Results: About 11% and 16% reported growing their own cannabis in Cannavid 1 and 2 surveys, respectively. Older age, male gender, having stable housing and having outdoor space, rural place of residence, herbal cannabis form, less tobacco smoking and alcohol drinking, non-smoked routes of cannabis administration and therapeutic use of cannabis were associated with cannabis self-cultivation. The main reasons for cannabis cultivation were ‘ensuring quality’ and ‘avoiding the illegal market’. In addition, few participants reported selling a part of their production and most participants reported being self-sufficient in their consumption.

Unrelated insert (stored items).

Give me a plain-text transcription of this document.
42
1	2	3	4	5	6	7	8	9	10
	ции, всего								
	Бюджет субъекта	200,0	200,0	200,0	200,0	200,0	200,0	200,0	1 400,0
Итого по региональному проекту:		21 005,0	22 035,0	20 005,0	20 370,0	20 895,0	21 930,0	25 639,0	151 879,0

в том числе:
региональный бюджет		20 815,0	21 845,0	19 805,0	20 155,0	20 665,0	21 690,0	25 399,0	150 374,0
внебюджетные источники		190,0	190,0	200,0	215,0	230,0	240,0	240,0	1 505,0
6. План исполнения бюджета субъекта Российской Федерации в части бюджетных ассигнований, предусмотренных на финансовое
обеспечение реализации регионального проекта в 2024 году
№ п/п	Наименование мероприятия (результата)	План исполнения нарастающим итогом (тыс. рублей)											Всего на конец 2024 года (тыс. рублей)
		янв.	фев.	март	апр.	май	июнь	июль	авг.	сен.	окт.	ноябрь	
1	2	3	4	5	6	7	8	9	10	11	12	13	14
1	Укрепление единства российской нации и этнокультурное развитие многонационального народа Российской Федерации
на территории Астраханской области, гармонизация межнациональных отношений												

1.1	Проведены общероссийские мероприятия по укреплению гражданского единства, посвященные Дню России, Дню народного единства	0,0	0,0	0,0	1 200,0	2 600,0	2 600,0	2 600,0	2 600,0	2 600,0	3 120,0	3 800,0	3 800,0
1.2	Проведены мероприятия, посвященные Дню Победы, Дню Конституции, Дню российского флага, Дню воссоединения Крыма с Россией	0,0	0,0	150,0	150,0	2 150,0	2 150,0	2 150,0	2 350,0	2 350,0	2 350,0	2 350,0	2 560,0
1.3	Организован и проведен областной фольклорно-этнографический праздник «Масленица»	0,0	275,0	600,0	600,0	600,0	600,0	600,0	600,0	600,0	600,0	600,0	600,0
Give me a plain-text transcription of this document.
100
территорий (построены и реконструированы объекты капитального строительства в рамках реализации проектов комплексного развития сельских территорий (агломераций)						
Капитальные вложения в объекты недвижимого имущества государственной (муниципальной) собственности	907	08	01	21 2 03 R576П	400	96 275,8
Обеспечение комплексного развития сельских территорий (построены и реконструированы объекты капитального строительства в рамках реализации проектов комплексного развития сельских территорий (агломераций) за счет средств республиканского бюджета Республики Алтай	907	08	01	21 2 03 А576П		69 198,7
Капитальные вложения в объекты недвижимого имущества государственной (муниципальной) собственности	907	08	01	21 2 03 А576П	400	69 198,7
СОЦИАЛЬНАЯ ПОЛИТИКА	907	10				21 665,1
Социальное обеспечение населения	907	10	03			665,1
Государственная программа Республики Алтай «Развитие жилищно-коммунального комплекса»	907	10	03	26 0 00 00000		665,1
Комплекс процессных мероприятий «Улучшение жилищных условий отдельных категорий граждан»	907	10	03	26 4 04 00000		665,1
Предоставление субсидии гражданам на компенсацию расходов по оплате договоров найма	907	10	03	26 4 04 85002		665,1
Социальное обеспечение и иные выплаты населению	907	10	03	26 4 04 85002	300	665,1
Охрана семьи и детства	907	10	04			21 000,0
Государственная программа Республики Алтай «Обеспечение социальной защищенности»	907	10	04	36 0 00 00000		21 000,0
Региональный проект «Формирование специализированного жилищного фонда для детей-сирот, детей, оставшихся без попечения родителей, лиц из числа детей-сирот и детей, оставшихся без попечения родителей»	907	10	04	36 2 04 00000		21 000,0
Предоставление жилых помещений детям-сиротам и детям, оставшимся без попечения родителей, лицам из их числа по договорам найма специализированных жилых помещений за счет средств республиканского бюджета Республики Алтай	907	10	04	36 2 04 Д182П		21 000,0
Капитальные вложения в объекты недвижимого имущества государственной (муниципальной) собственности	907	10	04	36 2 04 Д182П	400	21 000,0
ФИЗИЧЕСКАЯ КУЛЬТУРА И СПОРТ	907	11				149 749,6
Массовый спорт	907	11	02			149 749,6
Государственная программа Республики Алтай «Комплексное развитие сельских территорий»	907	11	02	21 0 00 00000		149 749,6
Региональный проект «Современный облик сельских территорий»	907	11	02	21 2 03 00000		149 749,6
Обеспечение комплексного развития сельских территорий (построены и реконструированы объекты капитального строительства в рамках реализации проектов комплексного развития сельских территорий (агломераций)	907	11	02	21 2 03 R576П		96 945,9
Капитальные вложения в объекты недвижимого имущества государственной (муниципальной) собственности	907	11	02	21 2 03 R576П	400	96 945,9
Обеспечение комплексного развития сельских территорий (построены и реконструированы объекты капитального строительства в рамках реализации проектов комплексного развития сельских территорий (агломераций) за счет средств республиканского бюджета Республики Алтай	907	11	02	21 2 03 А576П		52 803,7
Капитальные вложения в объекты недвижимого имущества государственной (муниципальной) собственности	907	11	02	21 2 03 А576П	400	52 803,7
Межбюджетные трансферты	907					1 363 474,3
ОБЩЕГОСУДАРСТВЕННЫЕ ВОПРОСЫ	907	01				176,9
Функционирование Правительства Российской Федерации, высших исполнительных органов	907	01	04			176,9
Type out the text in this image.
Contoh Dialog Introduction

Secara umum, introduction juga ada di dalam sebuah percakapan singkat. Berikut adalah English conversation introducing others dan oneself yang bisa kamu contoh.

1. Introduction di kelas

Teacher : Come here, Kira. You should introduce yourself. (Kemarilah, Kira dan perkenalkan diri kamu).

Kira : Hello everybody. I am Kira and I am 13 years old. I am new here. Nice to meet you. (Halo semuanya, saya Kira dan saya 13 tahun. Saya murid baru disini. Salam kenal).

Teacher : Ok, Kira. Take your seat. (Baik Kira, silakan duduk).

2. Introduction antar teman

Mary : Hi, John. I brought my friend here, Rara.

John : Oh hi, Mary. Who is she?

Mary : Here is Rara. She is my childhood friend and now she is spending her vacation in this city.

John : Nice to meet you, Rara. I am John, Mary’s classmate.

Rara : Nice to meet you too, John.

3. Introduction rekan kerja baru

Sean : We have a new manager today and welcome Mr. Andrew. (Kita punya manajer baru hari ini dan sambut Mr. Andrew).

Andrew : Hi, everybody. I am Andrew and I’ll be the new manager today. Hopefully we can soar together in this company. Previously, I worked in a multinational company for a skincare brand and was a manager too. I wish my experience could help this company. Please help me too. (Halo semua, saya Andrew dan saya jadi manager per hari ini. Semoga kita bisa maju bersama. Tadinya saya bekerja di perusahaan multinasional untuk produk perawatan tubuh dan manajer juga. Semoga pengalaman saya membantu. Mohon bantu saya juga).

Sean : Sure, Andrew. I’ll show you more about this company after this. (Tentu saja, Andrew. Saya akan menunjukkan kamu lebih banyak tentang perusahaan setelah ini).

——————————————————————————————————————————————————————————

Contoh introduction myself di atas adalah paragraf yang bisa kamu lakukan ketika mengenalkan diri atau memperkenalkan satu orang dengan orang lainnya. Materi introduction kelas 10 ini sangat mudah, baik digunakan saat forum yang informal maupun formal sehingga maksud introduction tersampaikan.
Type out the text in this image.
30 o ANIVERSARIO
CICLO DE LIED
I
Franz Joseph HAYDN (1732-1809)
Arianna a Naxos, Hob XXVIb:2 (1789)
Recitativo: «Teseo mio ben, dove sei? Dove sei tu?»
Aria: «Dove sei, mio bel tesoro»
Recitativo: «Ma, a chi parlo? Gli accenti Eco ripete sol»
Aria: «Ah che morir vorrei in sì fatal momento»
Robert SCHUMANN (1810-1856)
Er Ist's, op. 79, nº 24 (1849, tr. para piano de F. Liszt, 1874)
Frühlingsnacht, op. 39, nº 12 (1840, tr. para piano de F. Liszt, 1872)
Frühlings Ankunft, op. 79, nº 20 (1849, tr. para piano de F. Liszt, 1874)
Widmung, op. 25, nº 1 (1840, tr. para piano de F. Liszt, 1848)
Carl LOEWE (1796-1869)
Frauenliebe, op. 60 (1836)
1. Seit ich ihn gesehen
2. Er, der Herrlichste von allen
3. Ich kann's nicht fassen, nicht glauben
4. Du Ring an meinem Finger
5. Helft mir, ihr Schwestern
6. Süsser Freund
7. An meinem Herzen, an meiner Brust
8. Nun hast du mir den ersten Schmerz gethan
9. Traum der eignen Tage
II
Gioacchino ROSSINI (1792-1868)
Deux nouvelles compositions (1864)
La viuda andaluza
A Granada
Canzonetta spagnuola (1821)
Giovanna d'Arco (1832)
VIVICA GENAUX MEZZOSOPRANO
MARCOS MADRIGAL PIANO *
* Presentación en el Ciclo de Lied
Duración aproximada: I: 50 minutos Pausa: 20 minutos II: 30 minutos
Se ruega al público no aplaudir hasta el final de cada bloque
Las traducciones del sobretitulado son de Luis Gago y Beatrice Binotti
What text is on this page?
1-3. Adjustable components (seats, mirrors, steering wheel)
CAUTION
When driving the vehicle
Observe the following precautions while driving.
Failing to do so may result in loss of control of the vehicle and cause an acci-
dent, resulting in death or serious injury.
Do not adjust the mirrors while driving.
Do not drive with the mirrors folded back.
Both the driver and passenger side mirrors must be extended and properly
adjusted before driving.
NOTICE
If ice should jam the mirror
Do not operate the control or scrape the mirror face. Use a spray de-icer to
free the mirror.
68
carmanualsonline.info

Conclusion: The profile emerging from our results suggests that these cannabis users may be more health conscious and inclined to a reasonable cannabis use, and challenges the dominant discourse about ‘cannabis users as drug abusers’. Hence, cannabis self-cultivation may be understood as a rational choice to bypass the negative effects of the unregulated market, specifically concerning the fluctuating quality of cannabis.